Jada Watson, asisten profesor musik di Universitas Ottawa, mulai mempelajari radio country setelah Tomatogate. Apa yang disebut Hill sebagai data yang dilihat Watson sebagai redlining musikal. Dosa asal musik country—perpecahan antara "rekaman ras" dan "hillbilly"—telah menyebabkan format radio terbagi, yang kemudian menyebabkan tangga lagu terbagi. Tidak pernah memutar lagu wanita secara berurutan adalah rekomendasi resmi yang berasal dari tahun delapan puluhan, yang diformalkan dalam dokumen pelatihan yang disebut "Manual Operasi Pemrograman." Situasi memburuk setelah tahun 1996, ketika Undang-Undang Telekomunikasi mengizinkan perusahaan untuk membeli stasiun radio dalam jumlah tak terbatas; tombol radio sekarang dikuasai oleh raksasa iHeartRadio, yang telah mengkodifikasi bias lama ke dalam algoritma.

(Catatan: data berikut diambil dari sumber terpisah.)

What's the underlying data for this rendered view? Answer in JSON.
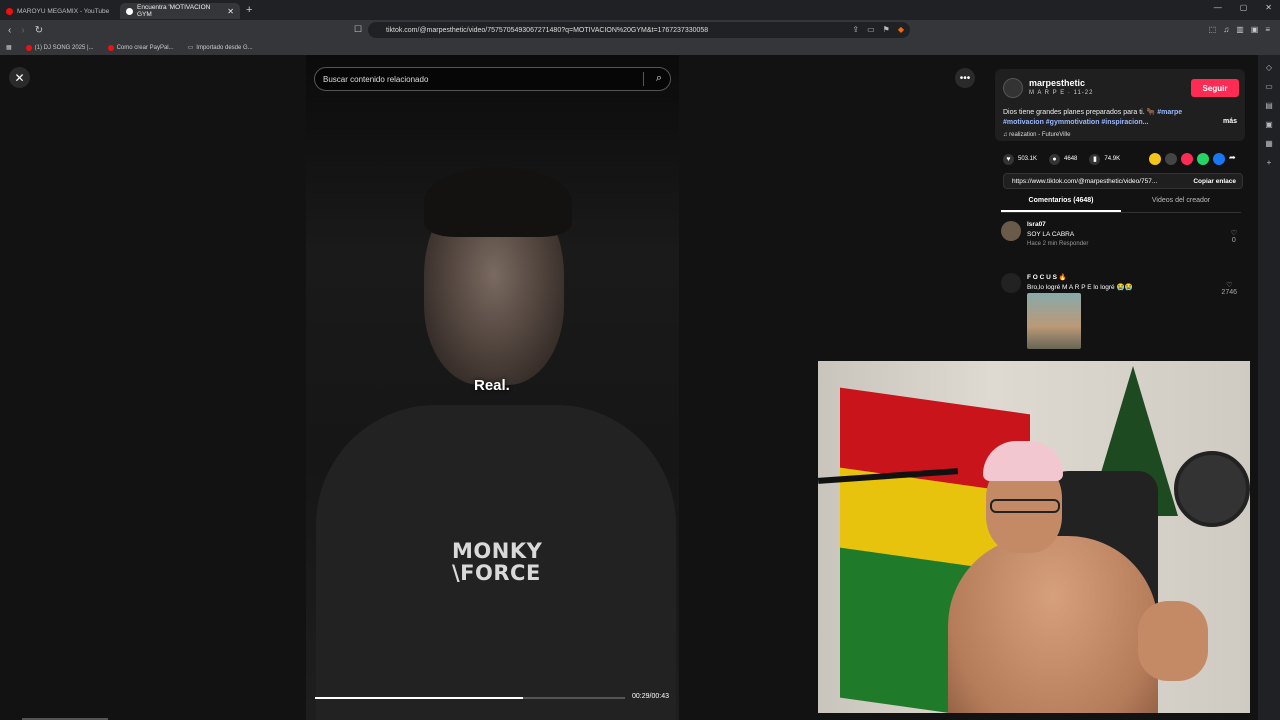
{
  "browser": {
    "tabs": [
      {
        "label": "MAROYU MEGAMIX - YouTube"
      },
      {
        "label": "Encuentra 'MOTIVACION GYM"
      }
    ],
    "new_tab": "+",
    "window_controls": [
      "—",
      "▢",
      "✕"
    ],
    "url": "tiktok.com/@marpesthetic/video/7575705493067271480?q=MOTIVACION%20GYM&t=1767237330058",
    "bookmarks": [
      {
        "label": "(1) DJ SONG 2025 |..."
      },
      {
        "label": "Como crear PayPal..."
      },
      {
        "label": "Importado desde G..."
      }
    ]
  },
  "tiktok": {
    "search_placeholder": "Buscar contenido relacionado",
    "caption_overlay": "Real.",
    "shirt_brand_line1": "MONKY",
    "shirt_brand_line2": "\\FORCE",
    "progress_fraction": 0.67,
    "time": "00:29/00:43",
    "profile": {
      "username": "marpesthetic",
      "subtitle": "M A R P E · 11-22",
      "follow_label": "Seguir",
      "description": "Dios tiene grandes planes preparados para ti. 🐂",
      "tags": "#marpe #motivacion #gymmotivation #inspiracion...",
      "more_label": "más",
      "music": "realization - FutureVille"
    },
    "stats": {
      "likes": "503.1K",
      "comments": "4648",
      "saves": "74.9K"
    },
    "link": {
      "url": "https://www.tiktok.com/@marpesthetic/video/757...",
      "copy_label": "Copiar enlace"
    },
    "tabs": {
      "comments": "Comentarios (4648)",
      "creator_videos": "Videos del creador"
    },
    "comments": [
      {
        "user": "Isra07",
        "text": "SOY LA CABRA",
        "meta": "Hace 2 min   Responder",
        "likes": "0"
      },
      {
        "user": "F O C U S 🔥",
        "text": "Bro,lo logré M A R P E lo logré 😭😭",
        "likes": "2746"
      }
    ]
  },
  "colors": {
    "accent": "#fe2c55",
    "tag": "#9bb8ff",
    "page_bg": "#121212"
  }
}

Sejak tahun 2000, proporsi perempuan di radio country telah turun dari tiga puluh tiga menjadi sebelas persen. Perempuan kulit hitam saat ini hanya mewakili 0,03 persen. (Ironisnya, Tracy Chapman baru-baru ini menjadi penulis lagu perempuan kulit hitam pertama yang memiliki hit country No. 1, ketika Luke Combs merilis versi cover dari lagu klasiknya "Fast Car.") Musik country populer di seluruh dunia, dibawakan oleh musisi dari Afrika hingga Australia, kata Watson kepada saya. Itu adalah suara orang-orang pedesaan di mana-mana—tetapi Anda tidak akan pernah mengenalinya dari radio.

Semua pihak sepakat hanya pada satu hal: Anda tidak dapat mengabaikan radio country bahkan jika Anda menginginkannya—itu mendorong setiap keputusan di Music Row. Seperti yang dikatakan Gary Overton, mantan CEO Sony Nashville, pada tahun 2015, "Jika Anda tidak ada di radio country, Anda tidak ada." Tidak banyak yang berubah sejak saat itu, bahkan dengan munculnya platform online, seperti TikTok, yang membantu artis indie menjadi viral. Streaming bukanlah solusinya: seperti radio terestrial, itu bisa dimanipulasi. Ketika saya membuat daftar putar Spotify yang disebut "Country Music," layanan tersebut sebagian besar menyarankan lagu-lagu dari bintang pria kulit putih.

Suatu hari, saya berjalan ke Music Row, jalan yang indah dan lebar dengan rumah-rumah besar dan beranda yang nyaman. Di setiap blok, ada bukti kemakmuran: perusahaan manajemen kekayaan, studio pijat. Saya melewati Big Loud, yang memasang tanda di luar yang mengiklankan lagu hit Wallen "You Proof"—salah satu dari banyak papan iklan di jalan itu yang menampilkan pria-pria kekar dengan singel-singel No. 1. Di dekatnya, saya masuk ke bar kumuh bernama Bobby's Idle Hour Tavern, yang tampak sangat reyot, seolah-olah sudah ada di sana selamanya. Faktanya, bar itu telah pindah dari lingkungan itu; bar itu dirobohkan untuk memberi jalan bagi konstruksi baru dan kemudian dibangun kembali untuk mempertahankan tampilan aslinya, dengan daftar lagu yang sudah usang disematkan di dinding-dinding yang lusuh. Rasanya seperti metafora yang tepat untuk Nashville itu sendiri.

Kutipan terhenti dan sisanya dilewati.